# Black & Decker Vacuum Cleaner



## 101825 (Nov 18, 2006)

Hi Folks

Over the weekend we were looking at a Black & Decker VH900 vacuum cleaner. Although it works very well as a vacuum cleaner (sucks like crazy) it's a bit big/heavy. For the record, I am tired of battery-driven (cordless) cleaners because they only seem to work well for a few minutes after a full charge. So... we are looking for a 220v corded one.

The two models we like the look of are the VH900 and VH780. The shop had the VH900, but not the VH780.

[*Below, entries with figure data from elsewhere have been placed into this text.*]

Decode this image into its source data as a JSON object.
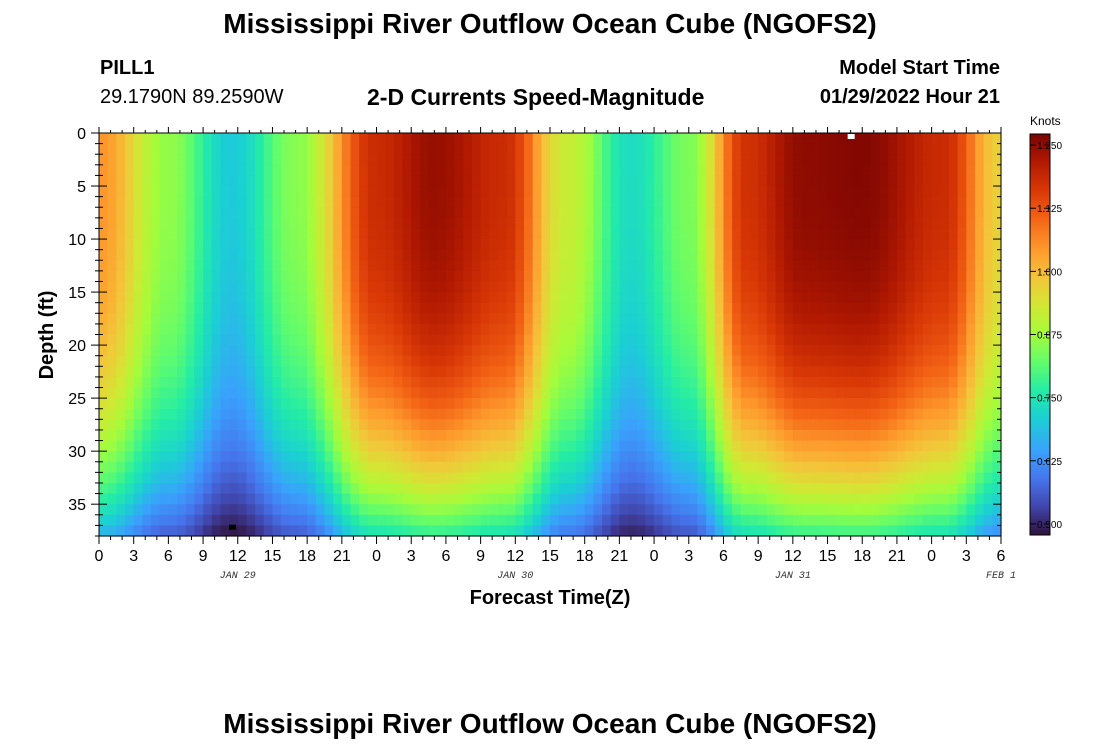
{
  "title": "Mississippi River Outflow Ocean Cube (NGOFS2)",
  "title_repeat": "Mississippi River Outflow Ocean Cube (NGOFS2)",
  "station": {
    "id": "PILL1",
    "coords": "29.1790N  89.2590W"
  },
  "subtitle": "2-D Currents Speed-Magnitude",
  "model_start": {
    "label": "Model Start Time",
    "value": "01/29/2022 Hour 21"
  },
  "chart_data": {
    "type": "heatmap",
    "xlabel": "Forecast Time(Z)",
    "ylabel": "Depth (ft)",
    "x_tick_labels": [
      "0",
      "3",
      "6",
      "9",
      "12",
      "15",
      "18",
      "21",
      "0",
      "3",
      "6",
      "9",
      "12",
      "15",
      "18",
      "21",
      "0",
      "3",
      "6",
      "9",
      "12",
      "15",
      "18",
      "21",
      "0",
      "3",
      "6"
    ],
    "date_labels": [
      {
        "text": "JAN 29",
        "hour": 12
      },
      {
        "text": "JAN 30",
        "hour": 36
      },
      {
        "text": "JAN 31",
        "hour": 60
      },
      {
        "text": "FEB 1",
        "hour": 78
      }
    ],
    "x_range_hours": [
      0,
      78
    ],
    "y_ticks": [
      0,
      5,
      10,
      15,
      20,
      25,
      30,
      35
    ],
    "y_range_ft": [
      0,
      38
    ],
    "colorbar": {
      "unit": "Knots",
      "range": [
        0.48,
        1.27
      ],
      "tick_values": [
        0.5,
        0.625,
        0.75,
        0.875,
        1.0,
        1.125,
        1.25
      ],
      "tick_labels": [
        "0.500",
        "0.625",
        "0.750",
        "0.875",
        "1.000",
        "1.125",
        "1.250"
      ]
    },
    "surface_speed_profile_knots": {
      "hours": [
        0,
        6,
        11.5,
        17,
        24,
        29,
        35,
        40.5,
        46,
        51,
        56,
        61,
        66,
        73,
        78
      ],
      "values": [
        1.05,
        0.86,
        0.7,
        0.85,
        1.18,
        1.24,
        1.18,
        0.92,
        0.73,
        0.84,
        1.17,
        1.25,
        1.26,
        1.18,
        0.97
      ]
    },
    "bottom_speed_knots": {
      "min": 0.48,
      "max": 0.78
    },
    "markers": [
      {
        "hour": 11.5,
        "depth_ft": 37.5,
        "type": "min"
      },
      {
        "hour": 65,
        "depth_ft": 0,
        "type": "max"
      }
    ]
  }
}
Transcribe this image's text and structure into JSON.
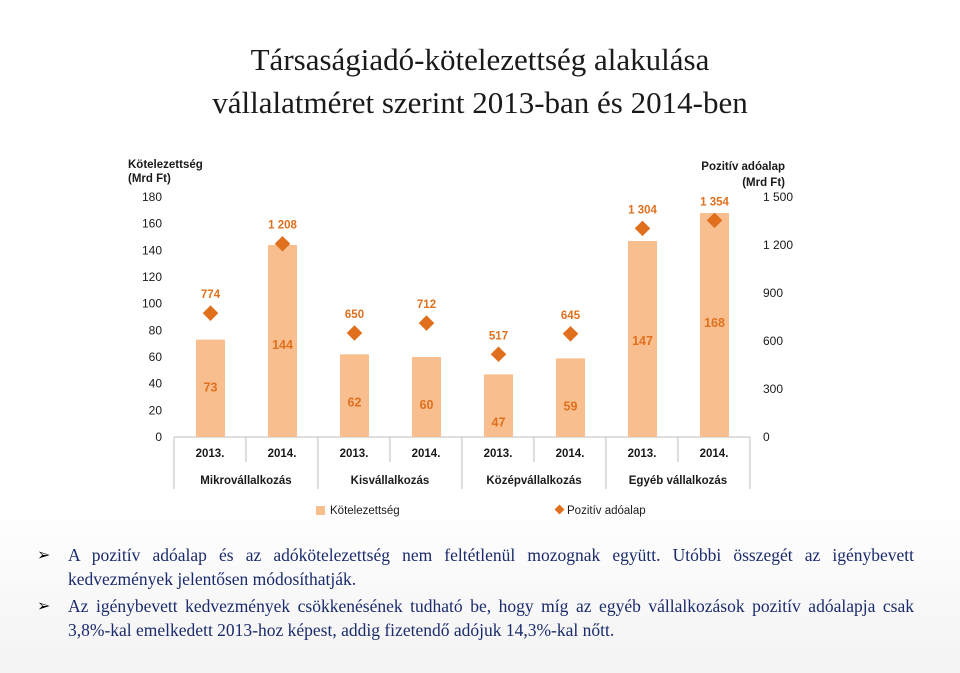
{
  "title": {
    "line1": "Társaságiadó-kötelezettség alakulása",
    "line2": "vállalatméret szerint 2013-ban és 2014-ben"
  },
  "chart_data": {
    "type": "bar",
    "left_axis_title": [
      "Kötelezettség",
      "(Mrd Ft)"
    ],
    "right_axis_title": [
      "Pozitív adóalap",
      "(Mrd Ft)"
    ],
    "ylim_left": [
      0,
      180
    ],
    "yticks_left": [
      "180",
      "160",
      "140",
      "120",
      "100",
      "80",
      "60",
      "40",
      "20",
      "0"
    ],
    "ylim_right": [
      0,
      1500
    ],
    "yticks_right": [
      "1 500",
      "1 200",
      "900",
      "600",
      "300",
      "0"
    ],
    "categories": [
      "2013.",
      "2014.",
      "2013.",
      "2014.",
      "2013.",
      "2014.",
      "2013.",
      "2014."
    ],
    "groups": [
      "Mikrovállalkozás",
      "Kisvállalkozás",
      "Középvállalkozás",
      "Egyéb vállalkozás"
    ],
    "series": [
      {
        "name": "Kötelezettség",
        "kind": "bar",
        "color": "#f9be8e",
        "values": [
          73,
          144,
          62,
          60,
          47,
          59,
          147,
          168
        ],
        "labels": [
          "73",
          "144",
          "62",
          "60",
          "47",
          "59",
          "147",
          "168"
        ]
      },
      {
        "name": "Pozitív adóalap",
        "kind": "marker",
        "color": "#e0701e",
        "values": [
          774,
          1208,
          650,
          712,
          517,
          645,
          1304,
          1354
        ],
        "labels": [
          "774",
          "1 208",
          "650",
          "712",
          "517",
          "645",
          "1 304",
          "1 354"
        ]
      }
    ],
    "legend_placement": "bottom",
    "grid": false
  },
  "bullets": [
    "A pozitív adóalap és az adókötelezettség nem feltétlenül mozognak együtt. Utóbbi összegét az igénybevett kedvezmények jelentősen módosíthatják.",
    "Az igénybevett kedvezmények csökkenésének tudható be, hogy míg az egyéb vállalkozások pozitív adóalapja csak 3,8%-kal emelkedett 2013-hoz képest, addig fizetendő adójuk 14,3%-kal nőtt."
  ]
}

Has anyone used the VH780, and if so how does it perform? For that matter, has anyone used the VH900?

Thanks
Roger


----------



## maddie (Jan 4, 2006)

hi roger try 1 of these 
http://www.bargains.uk.com/shop/pro...d/343?osCsid=9ae6c03c0025b84e69b6604ec0043a6e
terry


----------



## 103625 (Mar 28, 2007)

ivys said:


> Hi Folks
> 
> Over the weekend we were looking at a Black & Decker VH900 vacuum cleaner. Although it works very well as a vacuum cleaner (sucks like crazy) it's a bit big/heavy. For the record, I am tired of battery-driven (cordless) cleaners because they only seem to work well for a few minutes after a full charge. So... we are looking for a 220v corded one.
> 
> ...


hi roger,
Don't know about black and Decker, but I have just bought one of those lightweight vacumm cleaner which plugs in to your electrics it comes complete with tools, is handy to store, and it has hoovered our winniebago a treat, as I am at home now I cannot tell you the name of it but it was advertised in the Daily Mail and it was cheap too.

hope this helps somewhat

regards

ruth


----------